Tuesday, February 21, 2012

Benesse Art Site on Naoshima

View from Benesse House
Inland Sea
Win and Pumpkin

17 February 2012

On 2/17 we left Kyoto for our journey to the Inland Sea (Seto naikai), inspired by Donald Richie's book, The Inland Sea, and a general longing for salt air.  We traveled by train to Uno via Okayama.  At Uno, we took a short ferry ride to the island of Naoshima, where Benesse Art Site is located.  Benesse is a spectacular and quite unique blending of wonderful architecture, art works of many sorts, and a naturally magnificent setting.  The hotel sits seamlessly in the middle of it all.  There are numerous art projects on Naoshima and neighboring islands.  On Naoshima we explored first the Art House Project.  In the village of Honmura, about six old houses have been restored and transformed into works of art, each by a different artist.  In one house there were large paintings on all four walls resembling water falls, in another walls that looked sometimes like a wild sky and sometimes like a wild sea.  Another had a dark, bath like space with small blinking electric light numbers floating about like aquatic fire flies.  It is hard to do it all justice with words.  Back at Benesse House Park, we found our beautiful room looking over a park and the sea.  Beautiful pieces of art inside and out adorn the house and grounds.   The amusing pumpkin sits on a small dock and is perhaps the iconic image of Benesse.  Win posed in the Japanese fashion.
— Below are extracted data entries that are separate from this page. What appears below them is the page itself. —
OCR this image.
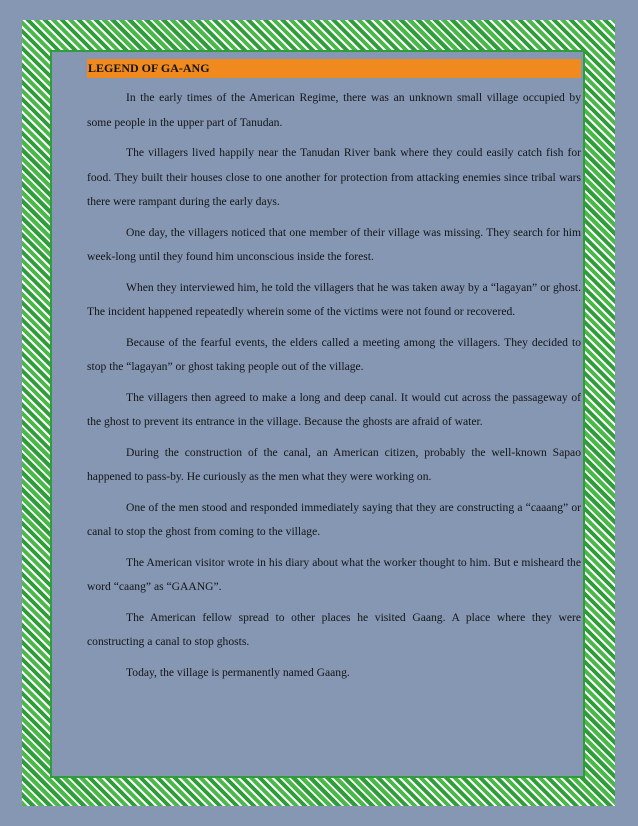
LEGEND OF GA-ANG

In the early times of the American Regime, there was an unknown small village occupied by some people in the upper part of Tanudan.

The villagers lived happily near the Tanudan River bank where they could easily catch fish for food. They built their houses close to one another for protection from attacking enemies since tribal wars there were rampant during the early days.

One day, the villagers noticed that one member of their village was missing. They search for him week-long until they found him unconscious inside the forest.

When they interviewed him, he told the villagers that he was taken away by a “lagayan” or ghost. The incident happened repeatedly wherein some of the victims were not found or recovered.

Because of the fearful events, the elders called a meeting among the villagers. They decided to stop the “lagayan” or ghost taking people out of the village.

The villagers then agreed to make a long and deep canal. It would cut across the passageway of the ghost to prevent its entrance in the village. Because the ghosts are afraid of water.

During the construction of the canal, an American citizen, probably the well-known Sapao happened to pass-by. He curiously as the men what they were working on.

One of the men stood and responded immediately saying that they are constructing a “caaang” or canal to stop the ghost from coming to the village.

The American visitor wrote in his diary about what the worker thought to him. But e misheard the word “caang” as “GAANG”.

The American fellow spread to other places he visited Gaang. A place where they were constructing a canal to stop ghosts.

Today, the village is permanently named Gaang.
The next stop was the Benesse House Museum, with a small but wonderful collection, each piece in a space that seems specially created to show it best.  In the photograph above (not mine - no inside photography allowed) is Jennifer Bartlett's "Yellow and Black Boats".  Then dinner in the museum, a lovely, refined Kaiseki meal including 8 small courses served in beautiful dishes.  The soup was "oyster minced and steamed [like a soft dumpling], carrot, spinach and thin-sliced turnip".  The grilled dish was "butterfish broiled with salted entrails of sea cucumber [!!], and salad".  You get the idea...There appears to be nothing dwelling in the sea that Japanese won't eat in one form or another.

The next morning, after an excellent breakfast, we visited the Chichu Museum, mostly underground but with marvelous sculptural spaces and day light coming in from everywhere.  Inside and outside seem intertwined...Aside from the architect, there are only three artists shown in the museum: Monet, James Turrell, and Walter De Maria.  Do visit this museum someday, if you possibly can, to see the five late Monet waterlily paintings hung in a vast white room, lit only by naturally changing day light.  Words fail, but the physical sensations remain when I think of it.

Unfortunately we did not have time to see the Lee Ufan Museum or bathe at the whimsical Naoshima Bath (see first photo).  We took the ferry in the midst of a snow storm to Takamatsu on Shikoku for the next part of our short journey.

 We feel so grateful to Darcy Bacon for suggesting the trip to Benesse!